Barber and her staff look for highly accomplished work from writers who might not yet be household names but who deserve a wider audience. From the first issue, they’ve had a strong commitment to publishing female writers.
“When I started the journal such a long time ago, there weren’t very many literary journals with women editors,” Barber says. “And I wanted to make sure we had a great representation of women writers.”
Tone, editorial content
Salamander’s guidelines indicate editorial interest in literary works with the power to transform. “Transformative,” Barber explains, “in the sense that you read a piece and feel changed by it, and it stays in your mind.”
She points to a story in the June issue of Salamander as an example.

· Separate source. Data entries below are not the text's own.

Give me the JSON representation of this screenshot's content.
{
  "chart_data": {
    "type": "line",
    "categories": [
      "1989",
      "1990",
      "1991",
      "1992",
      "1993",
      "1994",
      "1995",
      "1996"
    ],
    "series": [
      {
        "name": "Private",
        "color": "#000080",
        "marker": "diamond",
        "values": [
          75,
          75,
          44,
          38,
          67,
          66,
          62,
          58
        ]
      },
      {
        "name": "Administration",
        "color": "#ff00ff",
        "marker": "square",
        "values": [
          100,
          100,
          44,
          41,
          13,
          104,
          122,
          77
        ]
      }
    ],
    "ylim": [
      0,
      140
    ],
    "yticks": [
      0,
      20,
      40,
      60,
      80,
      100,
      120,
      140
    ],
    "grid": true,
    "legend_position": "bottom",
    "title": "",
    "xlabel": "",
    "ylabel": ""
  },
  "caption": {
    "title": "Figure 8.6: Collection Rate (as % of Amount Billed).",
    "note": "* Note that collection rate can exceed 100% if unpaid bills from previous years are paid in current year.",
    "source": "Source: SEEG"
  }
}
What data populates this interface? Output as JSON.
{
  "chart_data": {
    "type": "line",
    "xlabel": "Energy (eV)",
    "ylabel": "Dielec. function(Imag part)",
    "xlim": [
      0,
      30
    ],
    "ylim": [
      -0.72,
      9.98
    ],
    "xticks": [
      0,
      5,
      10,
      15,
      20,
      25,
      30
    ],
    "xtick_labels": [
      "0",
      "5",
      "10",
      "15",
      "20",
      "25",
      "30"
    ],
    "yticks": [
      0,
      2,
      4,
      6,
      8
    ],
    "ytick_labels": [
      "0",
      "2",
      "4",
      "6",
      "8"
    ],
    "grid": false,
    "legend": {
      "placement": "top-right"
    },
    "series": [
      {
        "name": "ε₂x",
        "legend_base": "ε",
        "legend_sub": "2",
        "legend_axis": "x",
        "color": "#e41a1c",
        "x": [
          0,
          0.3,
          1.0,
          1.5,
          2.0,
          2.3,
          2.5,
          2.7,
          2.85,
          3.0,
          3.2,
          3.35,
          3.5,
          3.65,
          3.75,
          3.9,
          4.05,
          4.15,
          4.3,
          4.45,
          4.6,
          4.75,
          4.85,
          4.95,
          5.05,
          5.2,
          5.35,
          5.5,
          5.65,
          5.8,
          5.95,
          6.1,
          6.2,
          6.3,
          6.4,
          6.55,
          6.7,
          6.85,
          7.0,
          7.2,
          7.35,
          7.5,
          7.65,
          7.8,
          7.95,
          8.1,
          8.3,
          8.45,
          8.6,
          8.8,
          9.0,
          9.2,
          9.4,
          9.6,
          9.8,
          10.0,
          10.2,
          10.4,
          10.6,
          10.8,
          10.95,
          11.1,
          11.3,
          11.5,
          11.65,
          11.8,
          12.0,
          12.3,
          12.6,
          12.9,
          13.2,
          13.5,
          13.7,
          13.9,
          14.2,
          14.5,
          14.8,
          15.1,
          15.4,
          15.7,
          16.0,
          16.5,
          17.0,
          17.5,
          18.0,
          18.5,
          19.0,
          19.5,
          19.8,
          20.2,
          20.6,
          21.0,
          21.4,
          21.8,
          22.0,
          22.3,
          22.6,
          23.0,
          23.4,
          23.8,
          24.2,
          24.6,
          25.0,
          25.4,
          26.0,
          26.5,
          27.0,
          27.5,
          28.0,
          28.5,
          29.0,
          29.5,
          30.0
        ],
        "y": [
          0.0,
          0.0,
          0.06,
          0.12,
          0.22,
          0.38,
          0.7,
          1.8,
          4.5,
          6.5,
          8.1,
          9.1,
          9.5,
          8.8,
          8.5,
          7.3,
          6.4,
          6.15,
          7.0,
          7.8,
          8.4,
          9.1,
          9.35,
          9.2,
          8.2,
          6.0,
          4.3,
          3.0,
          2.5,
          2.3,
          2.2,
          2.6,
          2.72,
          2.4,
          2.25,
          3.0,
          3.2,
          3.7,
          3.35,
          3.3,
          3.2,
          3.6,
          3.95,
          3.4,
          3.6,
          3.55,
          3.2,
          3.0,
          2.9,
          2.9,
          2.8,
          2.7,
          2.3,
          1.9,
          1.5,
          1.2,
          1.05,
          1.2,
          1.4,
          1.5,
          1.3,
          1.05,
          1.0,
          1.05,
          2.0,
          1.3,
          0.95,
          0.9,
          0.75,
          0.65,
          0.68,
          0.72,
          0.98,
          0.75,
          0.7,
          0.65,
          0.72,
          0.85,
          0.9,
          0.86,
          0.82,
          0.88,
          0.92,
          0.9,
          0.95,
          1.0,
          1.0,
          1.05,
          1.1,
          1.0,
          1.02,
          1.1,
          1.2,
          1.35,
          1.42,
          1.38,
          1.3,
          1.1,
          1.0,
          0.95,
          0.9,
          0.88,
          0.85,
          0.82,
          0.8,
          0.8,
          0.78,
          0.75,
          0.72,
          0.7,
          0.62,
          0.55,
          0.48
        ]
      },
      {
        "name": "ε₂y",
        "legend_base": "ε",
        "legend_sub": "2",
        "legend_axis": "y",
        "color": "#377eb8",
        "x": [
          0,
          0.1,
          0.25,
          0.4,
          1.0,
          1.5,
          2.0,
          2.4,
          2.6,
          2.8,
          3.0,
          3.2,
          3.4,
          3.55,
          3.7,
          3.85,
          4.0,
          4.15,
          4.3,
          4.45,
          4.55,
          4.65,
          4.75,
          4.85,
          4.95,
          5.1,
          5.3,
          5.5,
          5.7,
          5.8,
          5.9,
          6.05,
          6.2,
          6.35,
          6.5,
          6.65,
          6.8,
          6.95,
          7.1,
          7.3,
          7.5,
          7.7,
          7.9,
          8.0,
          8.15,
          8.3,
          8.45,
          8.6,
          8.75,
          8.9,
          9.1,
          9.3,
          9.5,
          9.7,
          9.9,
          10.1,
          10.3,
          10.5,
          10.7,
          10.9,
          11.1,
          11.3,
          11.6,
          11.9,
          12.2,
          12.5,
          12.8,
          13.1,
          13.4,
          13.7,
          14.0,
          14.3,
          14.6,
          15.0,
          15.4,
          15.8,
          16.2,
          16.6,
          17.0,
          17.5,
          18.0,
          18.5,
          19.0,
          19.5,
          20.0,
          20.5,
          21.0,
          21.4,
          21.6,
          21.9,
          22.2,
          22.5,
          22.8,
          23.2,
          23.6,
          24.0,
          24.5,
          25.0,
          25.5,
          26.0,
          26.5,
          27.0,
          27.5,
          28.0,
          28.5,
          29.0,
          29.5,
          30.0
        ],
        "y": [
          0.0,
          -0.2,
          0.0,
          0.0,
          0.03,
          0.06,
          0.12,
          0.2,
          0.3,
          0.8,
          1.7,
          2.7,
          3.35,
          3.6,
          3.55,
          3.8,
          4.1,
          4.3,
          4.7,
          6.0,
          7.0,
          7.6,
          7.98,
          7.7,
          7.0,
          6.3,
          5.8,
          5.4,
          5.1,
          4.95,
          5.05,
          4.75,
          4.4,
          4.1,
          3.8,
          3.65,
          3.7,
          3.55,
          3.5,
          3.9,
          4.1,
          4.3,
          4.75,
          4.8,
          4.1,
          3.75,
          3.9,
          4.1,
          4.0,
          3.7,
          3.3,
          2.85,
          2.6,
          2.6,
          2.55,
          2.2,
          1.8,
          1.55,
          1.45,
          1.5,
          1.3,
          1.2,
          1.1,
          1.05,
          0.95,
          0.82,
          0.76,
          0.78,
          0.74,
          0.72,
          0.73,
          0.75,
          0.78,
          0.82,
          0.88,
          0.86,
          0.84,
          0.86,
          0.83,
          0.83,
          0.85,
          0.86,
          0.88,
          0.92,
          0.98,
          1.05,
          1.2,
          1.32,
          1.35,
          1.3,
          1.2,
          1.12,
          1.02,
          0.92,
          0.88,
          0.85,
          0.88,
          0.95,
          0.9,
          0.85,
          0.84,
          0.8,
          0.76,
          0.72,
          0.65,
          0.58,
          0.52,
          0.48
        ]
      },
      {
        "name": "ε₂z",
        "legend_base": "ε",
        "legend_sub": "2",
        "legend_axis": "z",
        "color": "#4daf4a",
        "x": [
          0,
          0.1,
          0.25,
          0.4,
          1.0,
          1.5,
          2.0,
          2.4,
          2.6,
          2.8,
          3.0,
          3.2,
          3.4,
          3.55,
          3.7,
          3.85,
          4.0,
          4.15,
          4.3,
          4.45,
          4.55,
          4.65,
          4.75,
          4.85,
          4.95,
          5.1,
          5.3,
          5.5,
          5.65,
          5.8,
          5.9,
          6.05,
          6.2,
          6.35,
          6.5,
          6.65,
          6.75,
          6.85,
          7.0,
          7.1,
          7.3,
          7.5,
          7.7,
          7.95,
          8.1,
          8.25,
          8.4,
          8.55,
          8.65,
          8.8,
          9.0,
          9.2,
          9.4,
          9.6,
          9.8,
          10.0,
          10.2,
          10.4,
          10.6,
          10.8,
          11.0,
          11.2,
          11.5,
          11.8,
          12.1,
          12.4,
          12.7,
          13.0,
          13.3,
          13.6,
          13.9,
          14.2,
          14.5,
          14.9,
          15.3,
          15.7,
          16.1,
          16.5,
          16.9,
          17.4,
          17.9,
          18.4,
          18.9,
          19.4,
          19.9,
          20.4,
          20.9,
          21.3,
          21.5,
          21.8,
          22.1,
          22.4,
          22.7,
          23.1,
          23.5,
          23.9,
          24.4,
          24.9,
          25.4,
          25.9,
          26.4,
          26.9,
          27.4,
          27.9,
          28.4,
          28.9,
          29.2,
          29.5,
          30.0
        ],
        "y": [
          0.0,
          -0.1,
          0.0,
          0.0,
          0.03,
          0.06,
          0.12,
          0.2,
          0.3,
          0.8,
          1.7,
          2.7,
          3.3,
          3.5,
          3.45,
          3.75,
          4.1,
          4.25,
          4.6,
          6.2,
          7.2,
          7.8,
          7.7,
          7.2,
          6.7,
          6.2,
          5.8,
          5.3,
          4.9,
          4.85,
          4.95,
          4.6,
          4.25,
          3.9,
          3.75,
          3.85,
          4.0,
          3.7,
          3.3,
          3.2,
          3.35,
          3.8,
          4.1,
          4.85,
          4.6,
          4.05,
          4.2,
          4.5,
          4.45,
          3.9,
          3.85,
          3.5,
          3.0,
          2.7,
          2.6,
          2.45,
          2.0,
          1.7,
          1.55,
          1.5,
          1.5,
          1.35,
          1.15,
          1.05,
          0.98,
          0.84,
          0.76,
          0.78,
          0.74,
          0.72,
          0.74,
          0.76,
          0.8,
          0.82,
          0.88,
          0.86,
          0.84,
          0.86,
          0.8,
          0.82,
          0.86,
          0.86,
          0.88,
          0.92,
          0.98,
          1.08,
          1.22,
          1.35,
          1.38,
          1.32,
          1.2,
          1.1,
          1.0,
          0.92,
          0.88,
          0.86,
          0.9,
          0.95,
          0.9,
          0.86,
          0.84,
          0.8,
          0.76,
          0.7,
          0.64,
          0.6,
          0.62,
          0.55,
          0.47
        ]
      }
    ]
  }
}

Titled “My Father’s Teeth,” it’s Marsha Pomerantz’s memoir piece exploring the intersection between her father’s life as an immigrant and her own life. Pomerantz begins:
“My father saved his teeth by lying through them. Somewhere on the border between Russia and Poland, pines and rifles, in the nineteen-teens, he went off to the woods with two other boys to visit the village horses hidden there from soldiers, who would commandeer anything from anybody, but especially from Jews.”
“It’s a personal history, but it has a larger historical background of leaving the old country and starting a new life, having to acquire a language,” Barber says. “It made me think a lot about father-daughter relationships – the ways they succeed, the ways they fail. It uses the teeth as a metaphor for a lot of different things.”
Contributors
Past contributors to Salamander include Afaa Michael Weaver, Yiyun Li, Naira Kuzmich, Sonya Larson, Carys Davies, Siobhan Fallon, Chase Twichell, and Maura Stanton. James Winter has a short story called “The Watchers” in the June issue. It follows the life of a teenager in Ahmedabad, India, surviving with his girlfriend in a slum shanty, without money for food. The main character is haunted by the thought that men are going in search of vulnerable people and stealing their organs for science.
“The story is beautifully done,” Barber says, “because you can never tell if this is a reasonable fear based on reality or based on rumors that he’s heard. It’s a very intense piece.”
The same issue contains a short story by Mary Crawford. Titled “Vibiana in the Half-Court Set,” it’s about a girl and her best friend – eighth graders on a Los Angeles-area high school basketball team in 1987. “Much more than that, it’s about the families of the two girls,” Barber says. “The main character is the daughter of Irish immigrants. Her best friend is the daughter of an African-American father and a Korean mother. It’s a really wonderful piece on a lot of levels, with an awful lot going on in it that makes you stop and think.”
She notes that when we talk as a society about identity, we often discuss a particular ethnicity or race as if each category were entirely separate. She appreciates the intersectionality that informs Crawford’s story. “If your mother’s Korean and your father’s African American, your identity is going to be complex,” she says, “and your best friend trying to understand your identity will have a more layered appreciation of it.”
Advice for potential contributors
Barber believes memoir, in particular, presents structural challenges because authors are drawing directly on their own experiences. “It’s difficult to know where to start and where to end, and what kind of structure you’re going to apply to the piece,” she explains. “Successful memoir is very highly shaped and structured. It needs to have all of the artistic qualities of a poem, say, or a short story. Everything that’s there is completely necessary to the overall design.”
She suggests that writers show their work to trusted friends or writing colleagues and solicit feedback before they submit. “Each work has its own timeline, and it can be very hard for the writer to judge when a piece is finished,” she says. “Usually, it’s helpful to let a little time go on between when you think a piece is finished and when you send it.”